O processo que conduziu ao reconhecimento da UNESCO do cante alentejano, estimulou mulheres a organizarem-se para inscreverem na matriz do Património Cultural Imaterial o seu conhecimento de outras práticas polifónicas de matriz rural. As iniciativas dirigem-se aos grupos de cantares dos quais fazem parte, aos poderes locais, à academia, à criação de redes de comunicação com grupos de outras localidades e à organização de encontros com detentoras de repertórios e competências específicas desse modo de cantar. Esse canto a duas, três ou mais vozes femininas, podendo a mais grave ser duplicada por homens, gera no século XXI novas ações sociais, assumidamente por mulheres, num enfrentamento interventivo e crítico das dinâmicas sociais atuais. A sustentabilidade destes processos musicais que rememoram saberes tradicionais em novos contextos e práticas sociais, são o foco da análise do estudo. Interessam-me questões como a sustentabilidade de sistemas musicais complexos, nomeadamente, a sua correlação com a prática social reiterada e a transmissão de conhecimento; a ética do bem comum e da vida social pública; a participação intersubjetiva no fazer da música e a criação de redes de comunicação potenciadas pelo canto a vozes no século XXI. Pretendo, também, conhecer as cantadeiras que agenciam este projeto e analisar os processos sociais e políticos que contextualizaram as ações de documentação e de institucionalização desta prática performativa, numa cartografia relacional e afetiva.

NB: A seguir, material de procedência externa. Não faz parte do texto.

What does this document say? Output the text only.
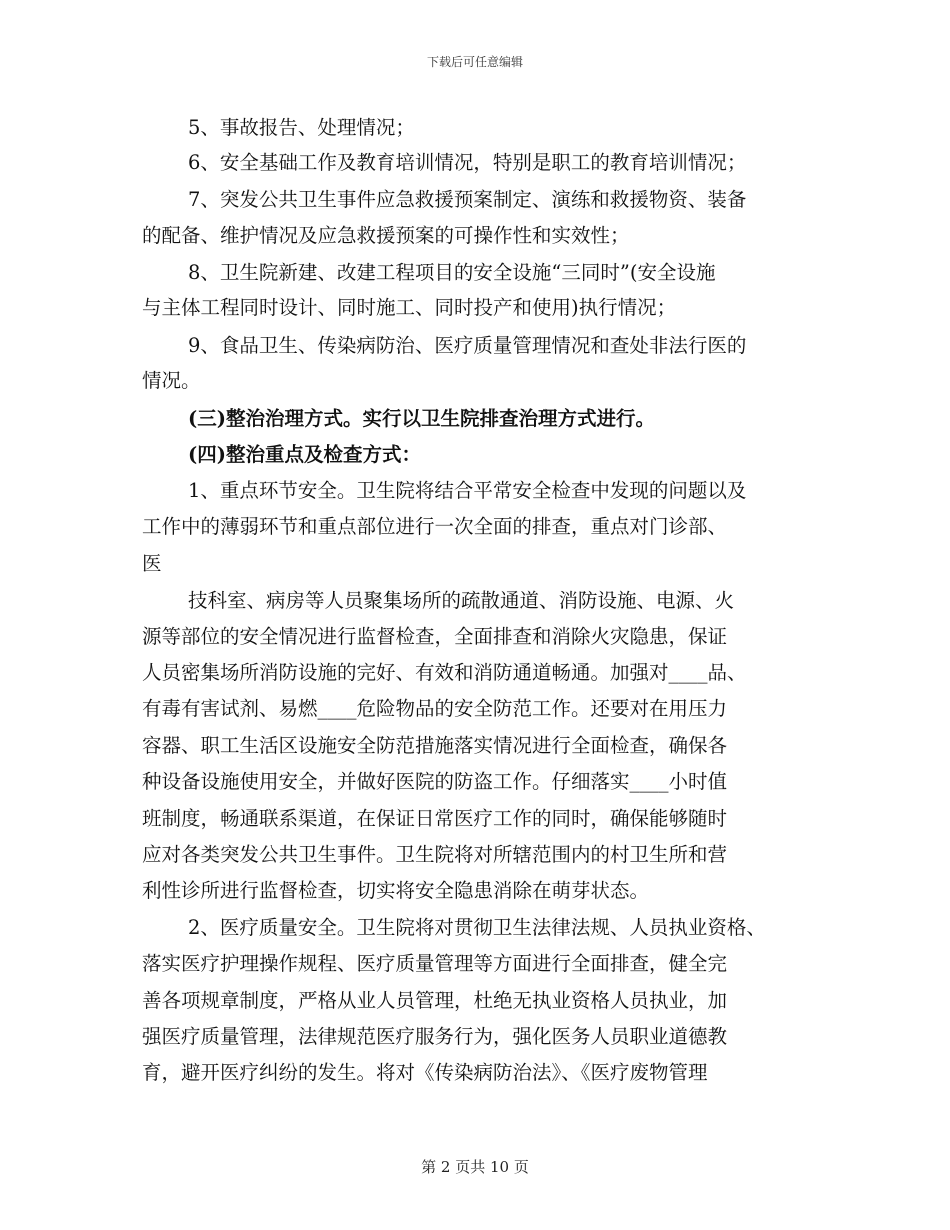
下载后可任意编辑
5、事故报告、处理情况；
6、安全基础工作及教育培训情况，特别是职工的教育培训情况；
7、突发公共卫生事件应急救援预案制定、演练和救援物资、装备
的配备、维护情况及应急救援预案的可操作性和实效性；
8、卫生院新建、改建工程项目的安全设施“三同时”(安全设施
与主体工程同时设计、同时施工、同时投产和使用)执行情况；
9、食品卫生、传染病防治、医疗质量管理情况和查处非法行医的
情况。
(三)整治治理方式。实行以卫生院排查治理方式进行。
(四)整治重点及检查方式：
1、重点环节安全。卫生院将结合平常安全检查中发现的问题以及
工作中的薄弱环节和重点部位进行一次全面的排查，重点对门诊部、
医
技科室、病房等人员聚集场所的疏散通道、消防设施、电源、火
源等部位的安全情况进行监督检查，全面排查和消除火灾隐患，保证
人员密集场所消防设施的完好、有效和消防通道畅通。加强对____品、
有毒有害试剂、易燃____危险物品的安全防范工作。还要对在用压力
容器、职工生活区设施安全防范措施落实情况进行全面检查，确保各
种设备设施使用安全，并做好医院的防盗工作。仔细落实____小时值
班制度，畅通联系渠道，在保证日常医疗工作的同时，确保能够随时
应对各类突发公共卫生事件。卫生院将对所辖范围内的村卫生所和营
利性诊所进行监督检查，切实将安全隐患消除在萌芽状态。
2、医疗质量安全。卫生院将对贯彻卫生法律法规、人员执业资格、
落实医疗护理操作规程、医疗质量管理等方面进行全面排查，健全完
善各项规章制度，严格从业人员管理，杜绝无执业资格人员执业，加
强医疗质量管理，法律规范医疗服务行为，强化医务人员职业道德教
育，避开医疗纠纷的发生。将对《传染病防治法》、《医疗废物管理
第 2 页共 10 页
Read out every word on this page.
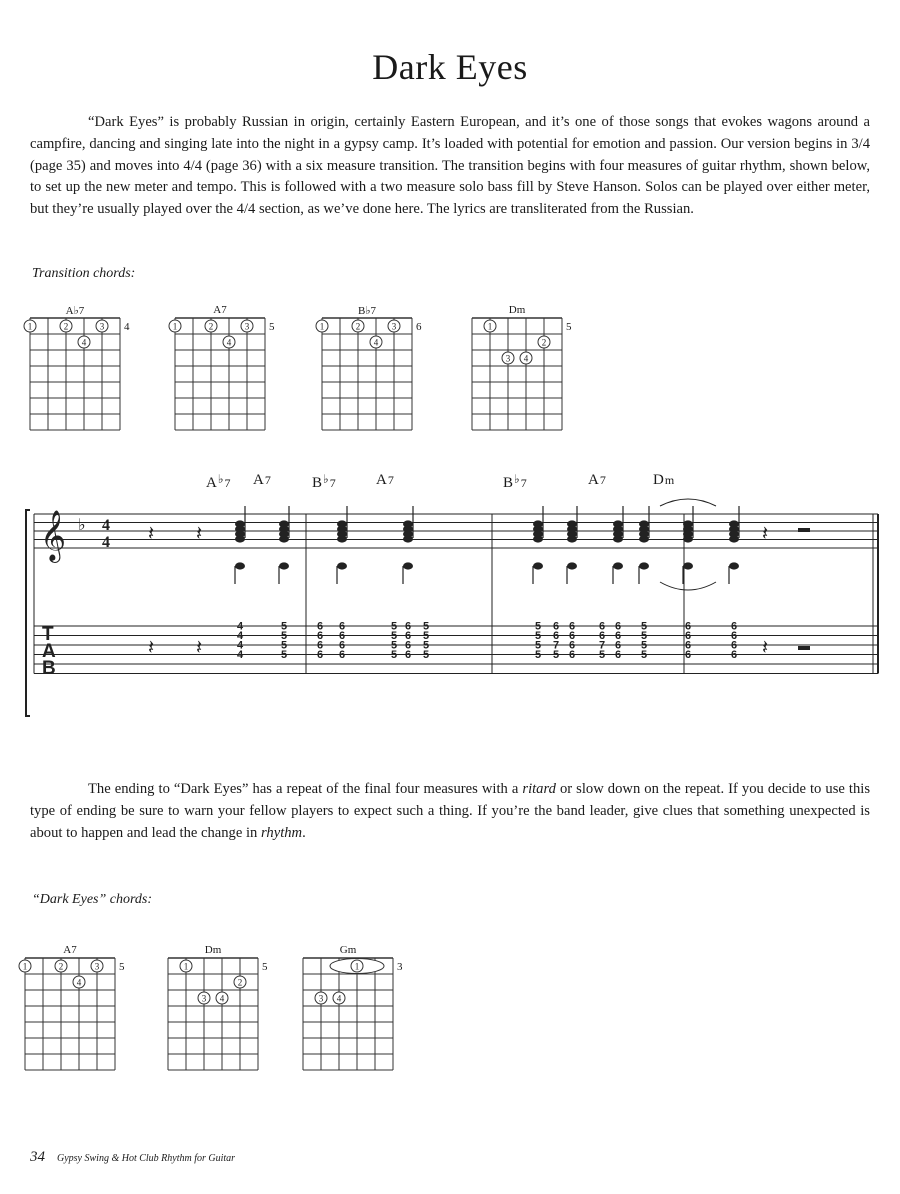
Dark Eyes

“Dark Eyes” is probably Russian in origin, certainly Eastern European, and it’s one of those songs that evokes wagons around a campfire, dancing and singing late into the night in a gypsy camp. It’s loaded with potential for emotion and passion. Our version begins in 3/4 (page 35) and moves into 4/4 (page 36) with a six measure transition. The transition begins with four measures of guitar rhythm, shown below, to set up the new meter and tempo. This is followed with a two measure solo bass fill by Steve Hanson. Solos can be played over either meter, but they’re usually played over the 4/4 section, as we’ve done here. The lyrics are transliterated from the Russian.

Transition chords:
1	2	3
4
A♭7
4	1	2	3
4
A7
5	1	2	3
4
B♭7
6	1
2
3 4
Dm
5
A♭7 A7	B♭7	A7	B♭7	A7	Dm
𝄞 ♭ 4
4
T
A
B
𝄽
𝄽
𝄽
𝄽
𝄽
𝄽
4
4
4
4
5
5
5
5
6
6
6
6
6
6
6
6
5
5
5
5
6
6
6
6
6
6
6
6
5
5
5
5
6
6
6
6
6
6
6
6
6
6
6
6
5
5
5
5
5
5
5
5
6
6
7
5
6
6
7
5

The ending to “Dark Eyes” has a repeat of the final four measures with a ritard or slow down on the repeat. If you decide to use this type of ending be sure to warn your fellow players to expect such a thing. If you’re the band leader, give clues that something unexpected is about to happen and lead the change in rhythm.

“Dark Eyes” chords:
1	2	3
4
A7
5	1
2
3 4
Dm
5	1
3 4
Gm
3
34 Gypsy Swing & Hot Club Rhythm for Guitar
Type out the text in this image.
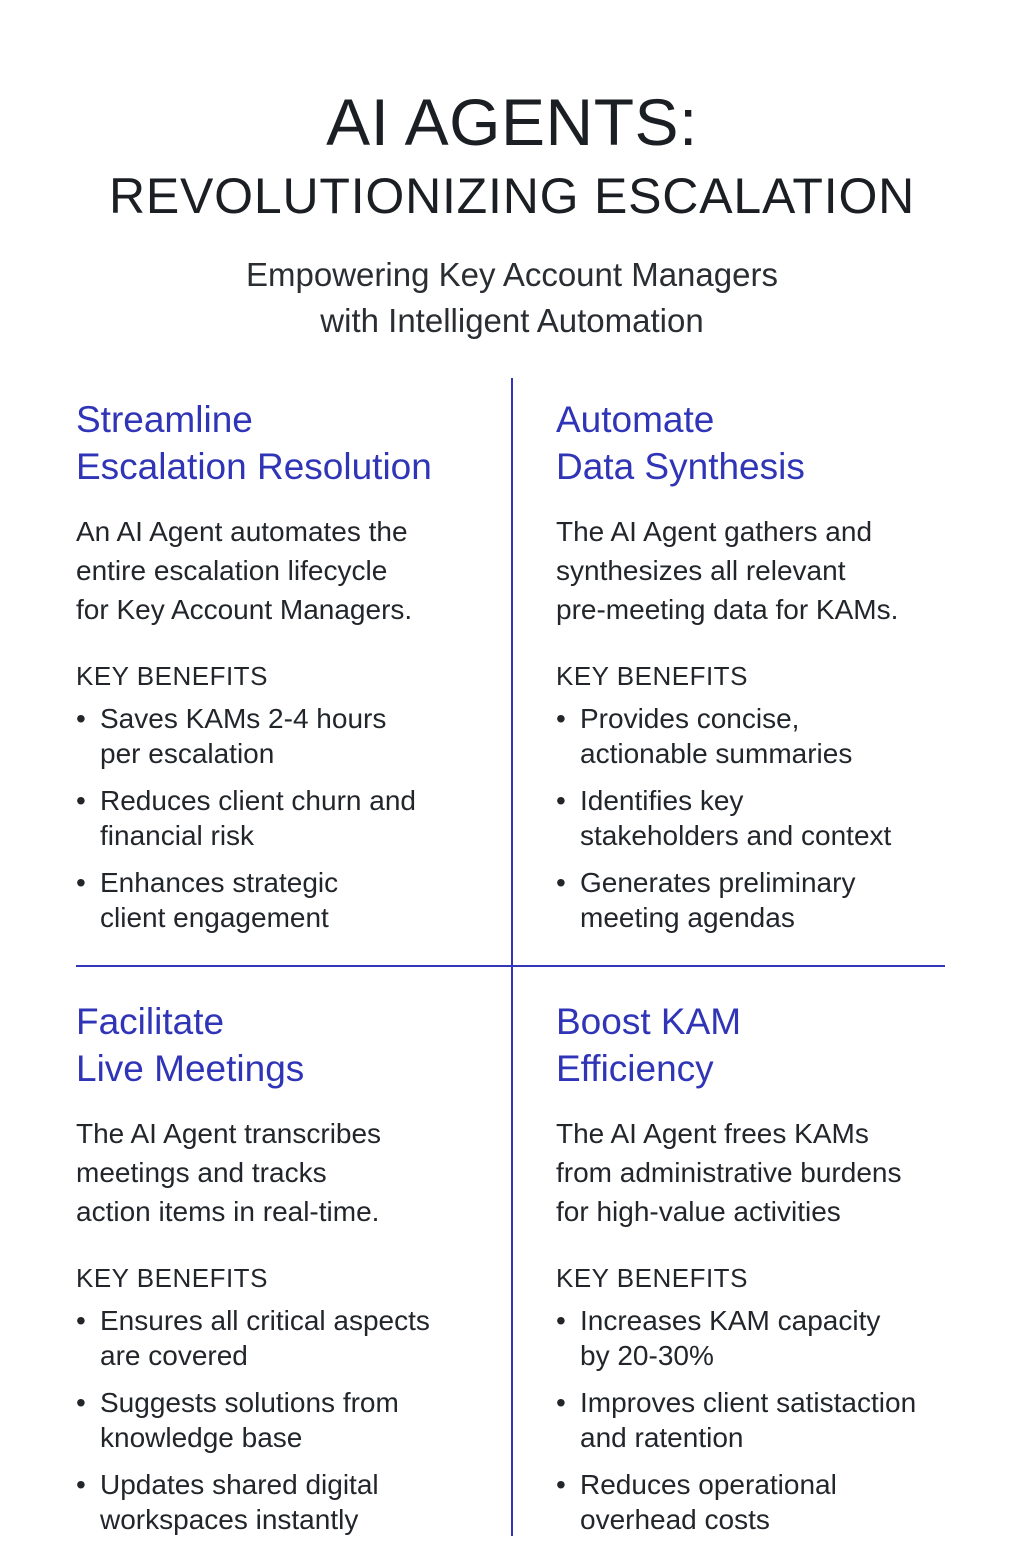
AI AGENTS:
REVOLUTIONIZING ESCALATION
Empowering Key Account Managers
with Intelligent Automation
Streamline
Escalation Resolution
An AI Agent automates the
entire escalation lifecycle
for Key Account Managers.
KEY BENEFITS
• Saves KAMs 2-4 hours
per escalation
• Reduces client churn and
financial risk
• Enhances strategic
client engagement
Automate
Data Synthesis
The AI Agent gathers and
synthesizes all relevant
pre-meeting data for KAMs.
KEY BENEFITS
• Provides concise,
actionable summaries
• Identifies key
stakeholders and context
• Generates preliminary
meeting agendas
Facilitate
Live Meetings
The AI Agent transcribes
meetings and tracks
action items in real-time.
KEY BENEFITS
• Ensures all critical aspects
are covered
• Suggests solutions from
knowledge base
• Updates shared digital
workspaces instantly
Boost KAM
Efficiency
The AI Agent frees KAMs
from administrative burdens
for high-value activities
KEY BENEFITS
• Increases KAM capacity
by 20-30%
• Improves client satistaction
and ratention
• Reduces operational
overhead costs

Documentadas desde finais do século XIX por diferentes folcloristas, as diferentes formas de canto a vozes de mulheres não foram apropriadas pelo discurso folclorista do regime do Estado Novo e foram periféricas no processo de refundação do folclore em democracia.
Este estudo surgiu do convite para que estudasse o “canto de mulheres” ou as “polifonias rurais”, no século XXI em Portugal, formulado por algumas das mulheres agentes neste processo. Sou, por isso, uma agente no processo em estudo.